Sevilla demite Jorge Sampaoli para vencer a batalha contra a degola

A segunda passagem de Jorge Sampaoli pelo Sevilla durou somente 165 dias, tendo em vista que o quinto revés dos rojiblancos nos últimos sete compromissos, resultou na queda do segundo treinador do clube andaluz na temporada 2022/23.

Sim, é importante recapitular que o Sevilla iniciou a temporada com Julen Lopetegui no comando técnico do time, porém a única vitória da equipe nas sete primeiras rodadas da LaLiga, deixou a situação do atual treinador do Wolverhampton insustentável, apesar da quarta colocação na edição anterior do campeonato, e da recente conquista da Europa League em 2020.

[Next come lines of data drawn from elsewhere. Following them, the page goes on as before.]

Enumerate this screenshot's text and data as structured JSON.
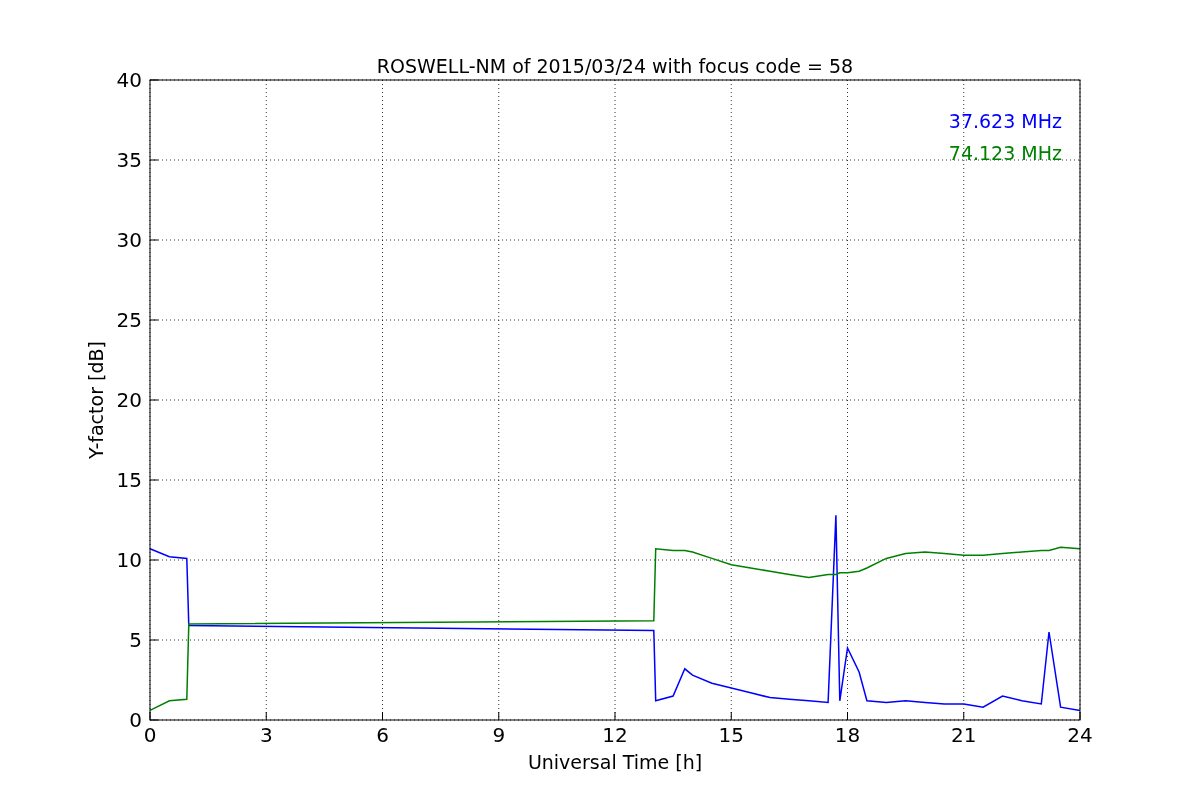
{
  "chart_data": {
    "type": "line",
    "title": "ROSWELL-NM of 2015/03/24 with focus code = 58",
    "xlabel": "Universal Time [h]",
    "ylabel": "Y-factor [dB]",
    "x": [
      0,
      0.5,
      0.95,
      1,
      13,
      13.05,
      13.5,
      13.8,
      14,
      14.5,
      15,
      15.5,
      16,
      16.5,
      17,
      17.5,
      17.7,
      17.8,
      18,
      18.3,
      18.5,
      19,
      19.5,
      20,
      20.5,
      21,
      21.5,
      22,
      22.5,
      23,
      23.2,
      23.5,
      24
    ],
    "series": [
      {
        "name": "37.623 MHz",
        "color": "#0000ff",
        "values": [
          10.7,
          10.2,
          10.1,
          5.9,
          5.6,
          1.2,
          1.5,
          3.2,
          2.8,
          2.3,
          2.0,
          1.7,
          1.4,
          1.3,
          1.2,
          1.1,
          12.8,
          1.2,
          4.5,
          3,
          1.2,
          1.1,
          1.2,
          1.1,
          1.0,
          1.0,
          0.8,
          1.5,
          1.2,
          1.0,
          5.5,
          0.8,
          0.6
        ]
      },
      {
        "name": "74.123 MHz",
        "color": "#008000",
        "values": [
          0.6,
          1.2,
          1.3,
          6.0,
          6.2,
          10.7,
          10.6,
          10.6,
          10.5,
          10.1,
          9.7,
          9.5,
          9.3,
          9.1,
          8.9,
          9.1,
          9.1,
          9.2,
          9.2,
          9.3,
          9.5,
          10.1,
          10.4,
          10.5,
          10.4,
          10.3,
          10.3,
          10.4,
          10.5,
          10.6,
          10.6,
          10.8,
          10.7
        ]
      }
    ],
    "xlim": [
      0,
      24
    ],
    "ylim": [
      0,
      40
    ],
    "xticks": [
      0,
      3,
      6,
      9,
      12,
      15,
      18,
      21,
      24
    ],
    "yticks": [
      0,
      5,
      10,
      15,
      20,
      25,
      30,
      35,
      40
    ],
    "grid": true
  }
}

E na tentativa de reviver os bons momentos da primeira passagem de Jorge Sampaoli pelo Ramón Sánchez Pisjuán, a diretoria sevillista decidiu trazê-lo novamente para suceder Julen Lopetegui no cargo, lembrando que o treinador argentino estava livre no mercado por ter deixado o Olympique de Marselha na metade do ano passado.

No entanto, ao contrário do que ocorreu anteriormente, quando Jorge Sampoli só deixou o Sevilla em razão do convite recebido para dirigir a seleção da Argentina na Copa do Mundo de 2018, desta vez ele saiu devido ao pífio desempenho da equipe que se encontra apenas dois pontos acima da zona da degola da LaLiga.

Embora a performance do time tenha melhorado em comparação ao período em que Julen Lopetegui ainda estava no cargo nesta temporada da LaLiga, a julgar pelos seis triunfos conquistados nas 19 partidas sob a batuta de Jorge Sampaoli, o constante risco de rebaixamento dos rojiblancos pela primeira vez desde 2000, motivou o clube da Andaluzia a realizar outra mudança de técnico antes da pausa da Data Fifa.

Logo, a derrota por 2 a 0 diante do Getafe, adversário que também segue na intensa batalha contra o descenso, foi o estopim para a saída de Jorge Sampaoli. Em 31 jogos, o treinador de 63 anos de idade obteve 13 vitórias, 12 derrotas e seis empates, o que rendeu-lhe 48,3% de aproveitamento à frente do Sevilla.

Deste modo, cabe ao ex-técnico de Valladolid, Osasuna, Eibar e Alavés, José Luis Mendilibar, a imcumbência de livrar o Sevilla do rebaixamento nestas doze rodadas finais da LaLiga e, quem sabe, conduzí-lo ao heptacampeonato da Europa League, ainda que para isso os espanhóis tenham que superar o Manchester United nas quartas-de-final.

O trabalho mais recente de José Luis Mendilibar, cujo contrato junto ao Sevilla é válido apenas até o meio do ano, deu-se no Alavés, aonde ele permaneceu 12 partidas – ou quatro meses – na temporada passada. Entretanto, foi no Eibar que ele passou grande parte de sua carreira, acumulando uma passagem no clube basco entre 2004 e 2005, e outra de 2015 até 2021.

De qualquer maneira, uma vaga na próxima edição da Champions League já está descartada pelo Sevilla, que terminou no G-4 da LaLiga nas últimas três temporadas. Em contrapartida, não integrar o top 10 pela primeira vez desde o seu retorno à elite do futebol espanhol em 2001, é algo considerado totalmente fora de cogitação pelos lados do Ramón Sánchez Pisjuán.

Contudo, é inegável que os sevillistas não pensarão duas vezes em aceitar a segunda opção se o desfecho de temporada do Sevilla for similar ao do ex-clube de José Luis Mendilibar, ou seja: rebaixado à segunda divisão.